Thanks for the reply! I did not know. I have now made some notes
on https://maskray.me/blog/2023-02-26-linker-notes-on-power-isa#emit-relocs

    For example, a TOC-indirect to TOC-relative optimization uses a pair of relocations `R_PPC64_TOC16_HA(.toc)+R_PPC64_TOC16_LO_DS(.toc)`.
    After optimization, they will become `R_PPC64_TOC16_HA(sym)+R_PPC64_TOC16_LO(sym)`. The `R_PPC64_TOC16_HA` relocation is present even if the first instruction is converted to a NOP.
    
    A general-dynamic TLS model code sequence may use relocations `R_PPC64_GOT_TLSGD16_HA+R_PPC64_GOT_TLSGD16_LO+R_PPC64_TLSGD+R_PPC64_REL24`.
    After optimization, they will become:
    
    * `R_PPC64_NONE+R_PPC64_TPREL16_HA+R_PPC64_TPREL16_LO+R_PPC64_NONE` after general-dynamic to local-exec TLS optimization.
    * `R_PPC64_GOT_TPREL16_HA+R_PPC64_GOT_TPREL16_LO_DS+R_PPC64_NONE+R_PPC64_NONE` after general-dynamic to initial-exec TLS optimization.

So it seems that ppc performed conversion can all be described by existing relocation types, which is nice.
However, I do not know whether the property will hold for all current and future RISC-V relaxation schemes.

When investigating relocation overflow pressure for x86-64 small code model, I have found that preserving the original relocation type gives me more information: I can tell how
many R_X86_64_PC32/R_X86_64_GOTPCRELX/R_X86_64_REX_GOTPCRELX are problematic.
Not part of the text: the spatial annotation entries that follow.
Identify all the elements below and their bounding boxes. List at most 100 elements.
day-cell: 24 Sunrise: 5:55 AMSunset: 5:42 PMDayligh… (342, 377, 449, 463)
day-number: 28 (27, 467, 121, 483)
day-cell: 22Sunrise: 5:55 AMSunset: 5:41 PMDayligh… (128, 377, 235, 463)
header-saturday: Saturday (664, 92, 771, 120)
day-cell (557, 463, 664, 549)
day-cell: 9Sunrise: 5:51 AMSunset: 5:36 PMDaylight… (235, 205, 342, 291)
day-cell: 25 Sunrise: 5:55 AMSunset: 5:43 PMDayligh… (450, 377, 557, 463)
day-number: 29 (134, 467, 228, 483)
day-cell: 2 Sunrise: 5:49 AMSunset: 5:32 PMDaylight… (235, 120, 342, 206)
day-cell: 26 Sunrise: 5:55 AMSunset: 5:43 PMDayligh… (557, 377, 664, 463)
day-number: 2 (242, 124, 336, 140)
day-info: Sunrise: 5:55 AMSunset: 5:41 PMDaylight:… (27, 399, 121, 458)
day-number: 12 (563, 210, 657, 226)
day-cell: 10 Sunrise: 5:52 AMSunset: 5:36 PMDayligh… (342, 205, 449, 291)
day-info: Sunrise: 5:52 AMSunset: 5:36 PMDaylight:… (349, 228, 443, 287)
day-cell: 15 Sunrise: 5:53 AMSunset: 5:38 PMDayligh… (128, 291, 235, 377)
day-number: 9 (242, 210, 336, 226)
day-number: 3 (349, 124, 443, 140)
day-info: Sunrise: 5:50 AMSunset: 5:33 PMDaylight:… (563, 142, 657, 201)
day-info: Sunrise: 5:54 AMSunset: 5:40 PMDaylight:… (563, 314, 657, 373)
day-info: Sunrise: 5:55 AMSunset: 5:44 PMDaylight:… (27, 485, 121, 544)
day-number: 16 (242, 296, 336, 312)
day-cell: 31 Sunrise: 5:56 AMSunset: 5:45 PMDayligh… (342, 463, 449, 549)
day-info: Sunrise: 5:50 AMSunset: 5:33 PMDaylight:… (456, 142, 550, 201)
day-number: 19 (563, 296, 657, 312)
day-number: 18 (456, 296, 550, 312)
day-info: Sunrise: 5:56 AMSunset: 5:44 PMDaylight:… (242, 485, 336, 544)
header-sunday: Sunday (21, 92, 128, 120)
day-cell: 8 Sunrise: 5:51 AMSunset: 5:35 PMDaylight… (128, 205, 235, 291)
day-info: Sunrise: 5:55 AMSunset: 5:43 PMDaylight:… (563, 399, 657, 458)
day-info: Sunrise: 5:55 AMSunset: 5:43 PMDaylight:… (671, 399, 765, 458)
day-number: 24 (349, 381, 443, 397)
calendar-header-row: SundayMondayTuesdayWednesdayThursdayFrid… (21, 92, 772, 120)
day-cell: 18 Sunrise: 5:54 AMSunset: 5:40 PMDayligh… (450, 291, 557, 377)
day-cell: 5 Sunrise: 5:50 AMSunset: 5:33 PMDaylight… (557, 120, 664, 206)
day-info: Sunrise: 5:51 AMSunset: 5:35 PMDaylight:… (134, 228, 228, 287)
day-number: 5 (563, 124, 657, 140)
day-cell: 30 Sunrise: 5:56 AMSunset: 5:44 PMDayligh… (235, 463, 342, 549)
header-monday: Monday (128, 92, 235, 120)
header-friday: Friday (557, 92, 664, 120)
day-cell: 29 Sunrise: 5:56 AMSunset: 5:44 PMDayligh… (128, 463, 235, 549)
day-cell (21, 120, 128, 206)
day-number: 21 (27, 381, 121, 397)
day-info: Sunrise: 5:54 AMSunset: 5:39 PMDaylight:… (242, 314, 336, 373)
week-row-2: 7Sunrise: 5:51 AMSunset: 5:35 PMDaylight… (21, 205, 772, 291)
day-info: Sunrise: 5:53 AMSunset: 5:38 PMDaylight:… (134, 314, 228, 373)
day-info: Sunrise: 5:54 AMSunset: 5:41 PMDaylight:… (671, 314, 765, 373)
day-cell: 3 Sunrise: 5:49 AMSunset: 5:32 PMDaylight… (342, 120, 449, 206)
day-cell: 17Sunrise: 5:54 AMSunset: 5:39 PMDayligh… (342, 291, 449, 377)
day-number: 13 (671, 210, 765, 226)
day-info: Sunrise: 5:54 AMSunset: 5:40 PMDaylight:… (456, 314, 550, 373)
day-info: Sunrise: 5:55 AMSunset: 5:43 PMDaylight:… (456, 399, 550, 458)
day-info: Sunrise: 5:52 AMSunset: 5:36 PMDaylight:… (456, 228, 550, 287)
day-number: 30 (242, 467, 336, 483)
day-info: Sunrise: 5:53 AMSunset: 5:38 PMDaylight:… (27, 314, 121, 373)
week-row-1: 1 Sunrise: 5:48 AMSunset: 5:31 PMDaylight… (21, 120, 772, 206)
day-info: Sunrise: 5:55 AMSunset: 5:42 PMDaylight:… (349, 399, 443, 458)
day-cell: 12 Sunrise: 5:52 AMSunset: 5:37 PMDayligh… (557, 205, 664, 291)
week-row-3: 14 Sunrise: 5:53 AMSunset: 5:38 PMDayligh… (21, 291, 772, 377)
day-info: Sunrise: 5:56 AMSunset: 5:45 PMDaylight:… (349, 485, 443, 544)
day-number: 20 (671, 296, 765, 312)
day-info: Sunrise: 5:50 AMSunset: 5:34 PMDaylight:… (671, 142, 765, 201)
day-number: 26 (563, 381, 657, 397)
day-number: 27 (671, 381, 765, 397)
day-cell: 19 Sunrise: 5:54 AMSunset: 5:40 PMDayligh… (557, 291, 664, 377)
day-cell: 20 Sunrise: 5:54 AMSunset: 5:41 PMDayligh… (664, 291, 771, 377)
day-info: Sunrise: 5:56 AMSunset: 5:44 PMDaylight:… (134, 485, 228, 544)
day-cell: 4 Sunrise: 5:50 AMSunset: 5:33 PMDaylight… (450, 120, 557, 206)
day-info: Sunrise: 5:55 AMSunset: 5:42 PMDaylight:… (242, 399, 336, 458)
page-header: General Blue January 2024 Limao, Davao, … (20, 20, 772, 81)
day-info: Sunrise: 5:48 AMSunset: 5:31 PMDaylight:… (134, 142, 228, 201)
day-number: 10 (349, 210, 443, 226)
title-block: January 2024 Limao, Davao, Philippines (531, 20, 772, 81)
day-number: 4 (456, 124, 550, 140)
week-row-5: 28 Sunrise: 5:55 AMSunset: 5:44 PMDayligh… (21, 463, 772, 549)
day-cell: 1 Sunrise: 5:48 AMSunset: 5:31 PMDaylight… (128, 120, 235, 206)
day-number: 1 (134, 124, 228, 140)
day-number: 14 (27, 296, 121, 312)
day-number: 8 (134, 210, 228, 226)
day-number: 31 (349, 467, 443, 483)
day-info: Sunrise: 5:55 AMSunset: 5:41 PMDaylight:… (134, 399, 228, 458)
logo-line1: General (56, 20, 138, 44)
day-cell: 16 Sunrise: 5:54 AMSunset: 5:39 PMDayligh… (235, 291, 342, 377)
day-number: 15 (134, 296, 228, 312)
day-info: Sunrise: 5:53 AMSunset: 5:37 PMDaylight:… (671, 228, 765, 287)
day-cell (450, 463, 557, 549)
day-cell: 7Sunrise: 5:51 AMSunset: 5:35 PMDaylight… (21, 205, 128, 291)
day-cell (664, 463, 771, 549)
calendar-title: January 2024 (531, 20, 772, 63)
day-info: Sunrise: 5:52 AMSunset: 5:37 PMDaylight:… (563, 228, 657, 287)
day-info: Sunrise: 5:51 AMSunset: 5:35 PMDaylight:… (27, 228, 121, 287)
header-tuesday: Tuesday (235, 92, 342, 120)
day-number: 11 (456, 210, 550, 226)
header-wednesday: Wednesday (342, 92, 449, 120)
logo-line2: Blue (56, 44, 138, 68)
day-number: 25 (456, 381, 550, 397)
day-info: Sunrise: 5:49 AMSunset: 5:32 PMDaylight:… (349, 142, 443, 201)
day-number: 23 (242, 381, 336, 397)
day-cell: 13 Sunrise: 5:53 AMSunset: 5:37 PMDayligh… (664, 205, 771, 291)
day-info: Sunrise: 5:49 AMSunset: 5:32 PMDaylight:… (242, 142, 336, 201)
If they are converted to R_X86_64_PC32/R_X86_64_32, I'd lose some information.

Perhaps whether the --emit-relocs uses the original relocation type or the transformed relocation type , does not matter for the majority of use cases.
E.g. Linux kernel's objtool, seems to perform a sanity check on relocations. It just needs to know the categories of relocations, e.g. absolute/PC-relative, not the exact type.